Tours of the Black Clock by Steve Erickson
My rating: 5 of 5 stars
Steve Erickson claims kinship with authors Philip K. Dick and Thomas Pynchon, and its easily to see why. Like those authors, he subtly twists the nature of reality and history until it resembles the inner (both philosophical and psychological) landscapes of his characters. This novel is about white-haired Marc and his mother, who live on a small island in the middle of a fog-shrouded river in the Pacific Northwest. They have an estranged relationship with each other, stemming from the fact that Marc doesn’t know who his father is, and his mother will not speak to him about her past. One day, he comes home and finds her with a dead man at her feet. The image so disturbs him that he will not set foot on the island for about 20 years. He takes over the ferry that shuttles tourists back and forth. He finally goes back to the hotel where his mother lives, in search of a mysterious girl who has not stepped back onto the return ferry to the mainland, and runs into his mother. The ghost of the dead man is still at her feet, and he tells both mother and son of his strange history.
Banning Jainlight was the bastard son of a farmer and his Native American slave mistress in the earlier part of the century. He ends up burning down the farm, killing one of his half-brothers, and crippling both his father and his step-mother for the cruelty they inflicted on him. He runs away to New York City, and several years later, ends up in Vienna, Austria, where he writes pornography for a powerful client in the newly ascendant Nazi Regime. He bases his writings on the strange, surreal sexual encounters he has with a young woman who lives across the street from him. In his writings, he transforms her features and her name to resemble those of the client’s — who is, of course, Hitler — long lost love. Bear in mind, that this is just a brief description of this novel.

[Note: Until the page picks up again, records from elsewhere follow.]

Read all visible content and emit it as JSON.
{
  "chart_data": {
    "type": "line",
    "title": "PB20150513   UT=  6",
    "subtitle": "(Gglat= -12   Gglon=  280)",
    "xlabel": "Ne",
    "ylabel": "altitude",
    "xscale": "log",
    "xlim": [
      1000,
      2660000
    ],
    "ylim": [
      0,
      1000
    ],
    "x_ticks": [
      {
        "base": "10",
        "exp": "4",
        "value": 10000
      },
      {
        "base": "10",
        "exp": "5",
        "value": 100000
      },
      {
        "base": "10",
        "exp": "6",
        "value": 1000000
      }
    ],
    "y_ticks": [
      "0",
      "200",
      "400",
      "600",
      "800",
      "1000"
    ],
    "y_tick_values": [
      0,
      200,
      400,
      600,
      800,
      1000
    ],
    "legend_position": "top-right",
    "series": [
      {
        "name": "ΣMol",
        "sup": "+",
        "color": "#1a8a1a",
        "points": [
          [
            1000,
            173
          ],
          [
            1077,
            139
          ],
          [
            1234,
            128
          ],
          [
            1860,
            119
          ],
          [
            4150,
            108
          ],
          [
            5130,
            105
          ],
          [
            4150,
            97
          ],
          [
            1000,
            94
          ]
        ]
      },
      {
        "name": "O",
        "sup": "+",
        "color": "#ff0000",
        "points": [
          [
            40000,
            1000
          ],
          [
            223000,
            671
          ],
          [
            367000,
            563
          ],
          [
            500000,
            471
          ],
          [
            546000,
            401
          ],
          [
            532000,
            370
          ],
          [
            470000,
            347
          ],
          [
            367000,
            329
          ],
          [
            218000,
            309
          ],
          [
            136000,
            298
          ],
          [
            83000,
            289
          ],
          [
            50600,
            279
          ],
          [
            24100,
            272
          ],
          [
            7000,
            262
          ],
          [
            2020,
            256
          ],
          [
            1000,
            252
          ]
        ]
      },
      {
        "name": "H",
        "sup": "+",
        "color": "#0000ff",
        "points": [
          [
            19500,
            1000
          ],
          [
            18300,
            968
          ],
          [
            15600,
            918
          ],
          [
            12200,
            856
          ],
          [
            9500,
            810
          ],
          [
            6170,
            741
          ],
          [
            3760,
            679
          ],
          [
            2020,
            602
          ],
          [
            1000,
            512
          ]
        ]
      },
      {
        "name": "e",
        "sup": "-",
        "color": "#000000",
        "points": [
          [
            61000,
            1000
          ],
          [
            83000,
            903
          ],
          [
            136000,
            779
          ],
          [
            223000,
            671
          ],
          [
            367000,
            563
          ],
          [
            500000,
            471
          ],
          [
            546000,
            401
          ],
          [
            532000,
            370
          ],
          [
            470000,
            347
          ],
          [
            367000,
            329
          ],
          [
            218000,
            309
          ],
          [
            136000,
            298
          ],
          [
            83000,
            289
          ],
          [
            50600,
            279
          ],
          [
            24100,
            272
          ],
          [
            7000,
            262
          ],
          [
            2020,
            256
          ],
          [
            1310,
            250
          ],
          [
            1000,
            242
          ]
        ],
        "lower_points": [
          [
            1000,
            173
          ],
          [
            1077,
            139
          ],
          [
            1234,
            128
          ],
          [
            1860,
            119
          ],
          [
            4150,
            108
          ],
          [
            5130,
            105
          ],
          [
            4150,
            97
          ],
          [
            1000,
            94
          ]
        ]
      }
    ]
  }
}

Jainlight’s story sparks off the no-less compelling story of Marc’s mother, that moves from pre-Revolutionary Russia, sub-Saharan Africa, and Post-war New York City. Moving across dreams and reality, fantasy and history, this dense novel weaves together such unlikely themes as relationships between lovers and parents; the nature of good and evil; and the quest for identity. The images and instance in this novel are numerous and unforgettable: a woman who can kill men with the wild beauty of her dancing and menstruates flower petals; a city that’s in the middle of a lagoon, and covered by blue tarps; a burial ceremony where the dead are hung upside-down on trees until they can speak their names; a herd of silver buffalo who run through the plains of Africa and North America. The writing is lovely and lyrical.